Store owners at the Shops at Walden could not be prouder of their supportive business community.
Shoppers can take a Pilates class at Absolute Pilates, pick up a unique outfit for a son or niece at Snazzy Giraffe and grab lunch at Sophia’s at Walden in a single walkable trip. Or they could do a night out with a trip to Posh Salon and Spa followed by craft beer-sampling at Harty Brewing Co. or a BYOB painting class at aMuse Uncorked.
These shops have something else in common aside from their walkability and boutique style: Most of their owners are female.
“We’re all very strong women,” said Sophia Nelms, owner of the Sophia’s at Walden restaurant. “I think we all took a risk, and I think we’re all there to support each other to make sure that risk we took succeeds.”
The Shops at Walden include about a dozen small stores arranged in an intentionally quaint downtown, complete with tree-lined, brick-accented sidewalks. Each storefront has a unique style, with condos filling up some upper-floor spaces.
These stores are not on a downtown Main Street though; they are tucked into a Silver Spring Township neighborhood.
This tiny business community is part of what Central Pennsylvania-based Charter Homes and Neighborhoods thinks of as the Great American Neighborhood: a place where people can enjoy the convenience of a trendy downtown in the comfort of a suburban neighborhood.
At the Shops at Walden, that means a place where residents in the roughly 10-year-old Walden community can walk for a fun experience, said Robert Bowman, president of Charter.
The key to making these business communities a success, he said, is to create an experience for shoppers that they cannot get anywhere else. That means finding small business owners who are willing to commit to the kind of service that will make customers want to return – preferably with friends.
Charter found those kinds of people in the shops it brought Walden, Bowman said. This group of business owners has created its own kind of community-within-a-community, holding regular meetings to discuss marketing strategies, plan collaborative events and share stories of success and failure.

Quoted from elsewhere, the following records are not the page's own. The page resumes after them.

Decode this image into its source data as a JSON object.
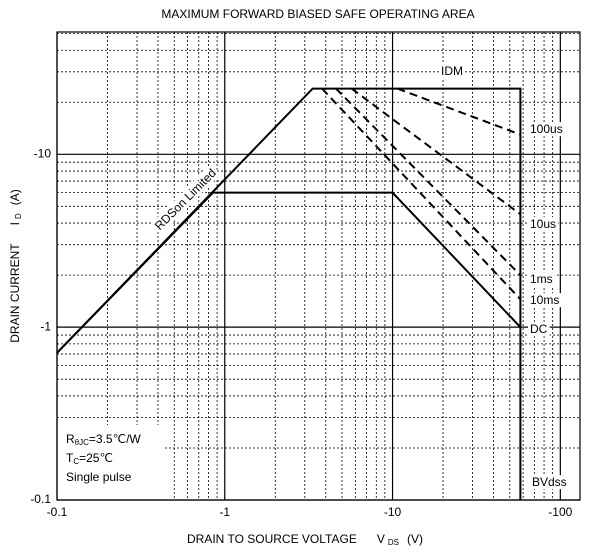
{
  "chart_data": {
    "type": "line",
    "title": "MAXIMUM FORWARD BIASED SAFE OPERATING AREA",
    "x_label": {
      "text": "DRAIN TO SOURCE VOLTAGE",
      "symbol": "V",
      "sub": "DS",
      "unit": "(V)"
    },
    "y_label": {
      "text": "DRAIN CURRENT",
      "symbol": "I",
      "sub": "D",
      "unit": "(A)"
    },
    "log_x": true,
    "log_y": true,
    "grid": true,
    "minor_grid": true,
    "xlim": [
      -0.1,
      -131
    ],
    "ylim": [
      -0.1,
      -51
    ],
    "xticks": [
      -0.1,
      -1,
      -10,
      -100
    ],
    "yticks": [
      -0.1,
      -1,
      -10
    ],
    "series": [
      {
        "color": "#000",
        "dash": false,
        "x": [
          -0.1,
          -3.34,
          -57.8,
          -57.8
        ],
        "values": [
          -0.71,
          -24,
          -24,
          -0.1
        ]
      },
      {
        "name": "DC",
        "color": "#000",
        "dash": false,
        "x": [
          -0.1,
          -0.85,
          -10,
          -57.8
        ],
        "values": [
          -0.71,
          -6.0,
          -6.0,
          -1.0
        ]
      },
      {
        "name": "100us",
        "color": "#000",
        "dash": true,
        "x": [
          -10.7,
          -57.8
        ],
        "values": [
          -24,
          -13
        ]
      },
      {
        "name": "10us",
        "color": "#000",
        "dash": true,
        "x": [
          -5.7,
          -57.8
        ],
        "values": [
          -24,
          -4.5
        ]
      },
      {
        "name": "1ms",
        "color": "#000",
        "dash": true,
        "x": [
          -4.6,
          -57.8
        ],
        "values": [
          -24,
          -2.0
        ]
      },
      {
        "name": "10ms",
        "color": "#000",
        "dash": true,
        "x": [
          -3.8,
          -57.8
        ],
        "values": [
          -24,
          -1.45
        ]
      }
    ],
    "annotations": [
      "IDM",
      "RDSon Limited",
      "BVdss"
    ],
    "conditions": [
      {
        "main": "R",
        "sub": "θJC",
        "rest": "=3.5℃/W"
      },
      {
        "main": "T",
        "sub": "C",
        "rest": "=25℃"
      },
      {
        "main": "Single pulse"
      }
    ]
  }
}
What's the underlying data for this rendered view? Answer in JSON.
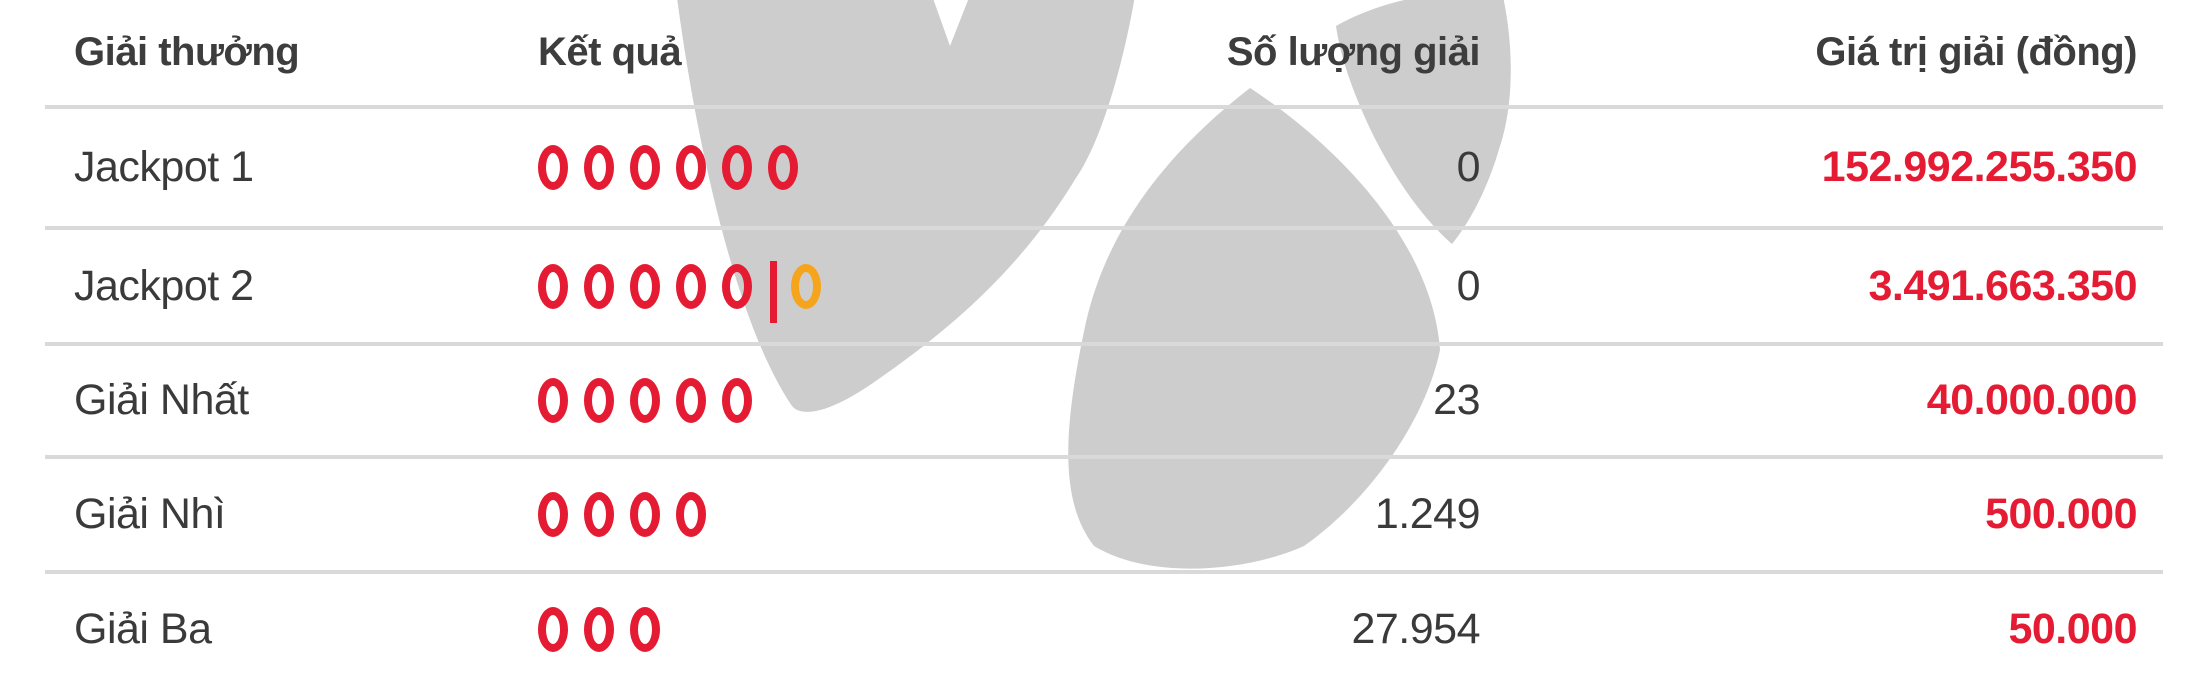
{
  "table": {
    "headers": {
      "prize": "Giải thưởng",
      "result": "Kết quả",
      "quantity": "Số lượng giải",
      "value": "Giá trị giải (đồng)"
    },
    "rows": [
      {
        "prize": "Jackpot 1",
        "main_circles": 6,
        "has_bonus": false,
        "quantity": "0",
        "value": "152.992.255.350"
      },
      {
        "prize": "Jackpot 2",
        "main_circles": 5,
        "has_bonus": true,
        "quantity": "0",
        "value": "3.491.663.350"
      },
      {
        "prize": "Giải Nhất",
        "main_circles": 5,
        "has_bonus": false,
        "quantity": "23",
        "value": "40.000.000"
      },
      {
        "prize": "Giải Nhì",
        "main_circles": 4,
        "has_bonus": false,
        "quantity": "1.249",
        "value": "500.000"
      },
      {
        "prize": "Giải Ba",
        "main_circles": 3,
        "has_bonus": false,
        "quantity": "27.954",
        "value": "50.000"
      }
    ]
  },
  "icons": {
    "main_circle": "red-circle-icon",
    "bonus_circle": "orange-circle-icon",
    "watermark": "vietlott-logo-watermark"
  },
  "colors": {
    "main_circle": "#e41b32",
    "bonus_circle": "#f6a41c",
    "value_text": "#e41b32",
    "text": "#3a3a3a",
    "divider": "#d9d9d9",
    "watermark": "#cdcdcd"
  }
}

These shop owners came to the neighborhood through a variety of paths, with most already demonstrating their determination to succeed before they opened their doors at Walden.
Adie Hanisko, owner of aMuse Uncorked, wanted a permanent studio space for the “paint and sip” classes she taught at in-home parties and local restaurants, wineries and country clubs. Because she tries to make her classes social nights out for her customers, she knew a strip mall wouldn’t cut it.

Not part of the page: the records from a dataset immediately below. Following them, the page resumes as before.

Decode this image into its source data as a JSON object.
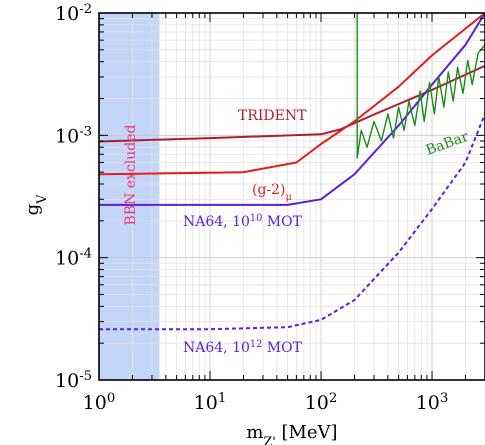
{
  "chart_data": {
    "type": "line",
    "title": "",
    "xlabel": {
      "base": "m",
      "sub": "Z'",
      "rest": " [MeV]"
    },
    "ylabel": {
      "base": "g",
      "sub": "V"
    },
    "x_scale": "log",
    "y_scale": "log",
    "xlim": [
      1,
      3000
    ],
    "ylim": [
      1e-05,
      0.01
    ],
    "grid": true,
    "x_ticks": [
      {
        "value": 1,
        "base": "10",
        "exp": "0"
      },
      {
        "value": 10,
        "base": "10",
        "exp": "1"
      },
      {
        "value": 100,
        "base": "10",
        "exp": "2"
      },
      {
        "value": 1000,
        "base": "10",
        "exp": "3"
      }
    ],
    "y_ticks": [
      {
        "value": 1e-05,
        "base": "10",
        "exp": "-5"
      },
      {
        "value": 0.0001,
        "base": "10",
        "exp": "-4"
      },
      {
        "value": 0.001,
        "base": "10",
        "exp": "-3"
      },
      {
        "value": 0.01,
        "base": "10",
        "exp": "-2"
      }
    ],
    "shaded_regions": [
      {
        "label": "BBN excluded",
        "x_range": [
          1,
          3.5
        ],
        "color": "#c3d5f8",
        "text_color": "#ee3377"
      }
    ],
    "series": [
      {
        "name": "TRIDENT",
        "color": "#b01c2e",
        "style": "solid",
        "x": [
          1,
          10,
          100,
          150,
          300,
          1000,
          3000
        ],
        "y": [
          0.00089,
          0.00095,
          0.00102,
          0.00112,
          0.00148,
          0.00235,
          0.0037
        ]
      },
      {
        "name": "(g-2)μ",
        "color": "#e8191b",
        "style": "solid",
        "x": [
          1,
          20,
          60,
          100,
          200,
          500,
          1000,
          3000
        ],
        "y": [
          0.00048,
          0.0005,
          0.0006,
          0.00085,
          0.0013,
          0.0025,
          0.0045,
          0.01
        ]
      },
      {
        "name": "NA64, 10^10 MOT",
        "color": "#5522dd",
        "style": "solid",
        "x": [
          1,
          10,
          50,
          100,
          200,
          500,
          1000,
          2000,
          3000
        ],
        "y": [
          0.00027,
          0.00027,
          0.00027,
          0.0003,
          0.00048,
          0.0012,
          0.0026,
          0.0055,
          0.01
        ]
      },
      {
        "name": "NA64, 10^12 MOT",
        "color": "#5522dd",
        "style": "dashed",
        "x": [
          1,
          10,
          50,
          100,
          200,
          500,
          1000,
          2000,
          3000
        ],
        "y": [
          2.6e-05,
          2.6e-05,
          2.7e-05,
          3.1e-05,
          4.5e-05,
          0.00011,
          0.00025,
          0.0006,
          0.0015
        ]
      },
      {
        "name": "BaBar",
        "color": "#1a8c1a",
        "style": "solid",
        "x": [
          212,
          212,
          230,
          260,
          300,
          350,
          400,
          450,
          500,
          560,
          620,
          700,
          780,
          850,
          950,
          1050,
          1150,
          1280,
          1400,
          1550,
          1700,
          1900,
          2100,
          2300,
          2600,
          3000
        ],
        "y": [
          0.01,
          0.00065,
          0.0011,
          0.0008,
          0.0013,
          0.0009,
          0.0015,
          0.00095,
          0.0017,
          0.0011,
          0.0019,
          0.0012,
          0.0023,
          0.0013,
          0.0027,
          0.0015,
          0.003,
          0.0017,
          0.0033,
          0.0019,
          0.0036,
          0.0022,
          0.0041,
          0.0026,
          0.0047,
          0.0055
        ]
      }
    ],
    "annotations": [
      {
        "for": "TRIDENT",
        "parts": [
          {
            "t": "TRIDENT"
          }
        ]
      },
      {
        "for": "(g-2)μ",
        "parts": [
          {
            "t": "(g-2)"
          },
          {
            "t": "μ",
            "sub": true
          }
        ]
      },
      {
        "for": "NA64, 10^10 MOT",
        "parts": [
          {
            "t": "NA64, 10"
          },
          {
            "t": "10",
            "sup": true
          },
          {
            "t": " MOT"
          }
        ]
      },
      {
        "for": "NA64, 10^12 MOT",
        "parts": [
          {
            "t": "NA64, 10"
          },
          {
            "t": "12",
            "sup": true
          },
          {
            "t": " MOT"
          }
        ]
      },
      {
        "for": "BaBar",
        "parts": [
          {
            "t": "BaBar"
          }
        ]
      }
    ]
  }
}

A business associate suggested Walden, and, after a year of searching, she finally found the perfect fit.
“A place with personality and character and charm – it truly was the ‘The Great American Neighborhood,’ and it all just clicked,” she said. “Our studio would be a destination within a destination, taking our customers’ overall experience to a whole new level.”
Michelle Jacobs, owner of the Snazzy Giraffe children’s boutique, was also attracted to Walden’s quaintness, which matched the uniqueness of the clothes and toys she offers in her shop, she said. She opened her store in Lemoyne after spending 20 years helping to run a software company before moving the shop to Walden two years ago.
Absolute Pilates owner Allison Zang lives in the neighborhood, so opening a studio near her home just made sense, she said. The studio is one of several locations the former epidemiology researcher has opened in the area since she decided to turn her hobby into a business.
Walden is also one of several locations for Nelms, who also has a restaurant in Hampden Township. A 40-year veteran of the restaurant business, she praised her fellow Walden store owners for the way they help each other succeed.
“We all have this same interest at heart,” she said. “We all care about each other and how well we do.”
Hanisko also praised the community’s spirit of collaboration, noting that while most of her business neighbors are women, all of them are local small business, a fact that further unites them.
These women and Walden’s other shops owners work together to promote each other’s businesses and brainstorm ideas for marketing. They have also held promotions ranging from a trick-or-treat night to punch-card specials.
This creative collaboration is especially crucial given Walden’s unique location, Jacobs said.
“It’s not something you’re going to accidentally drive by,” she said.
Hanisko noted, however, that Walden’s location does make it a kind of hidden gem, even though it is just a short drive from Carlisle Pike.
“As soon as I see the wildly delighted look on a new customer’s face when they’ve ‘discovered’ Walden, it reminds me that this is exactly where I was meant to be,” she said.
Despite the long hours and all the other challenges that come with owning a small business, many of Walden’s shop owners already have aspirations to take on more. Nelms is opening a third restaurant at another Charter neighborhood in Lower Allen Township, and Jacobs said she may consider opening a second shop someday.
Zang, however, has promised herself she will not open another business in 2017. She already opened three studios between October 2015 and May 2016, all while her husband opened his own physical therapy practice.
But she’s not making any promises for 2018.
“I’ll find something to keep me on my toes,” she said with a laugh.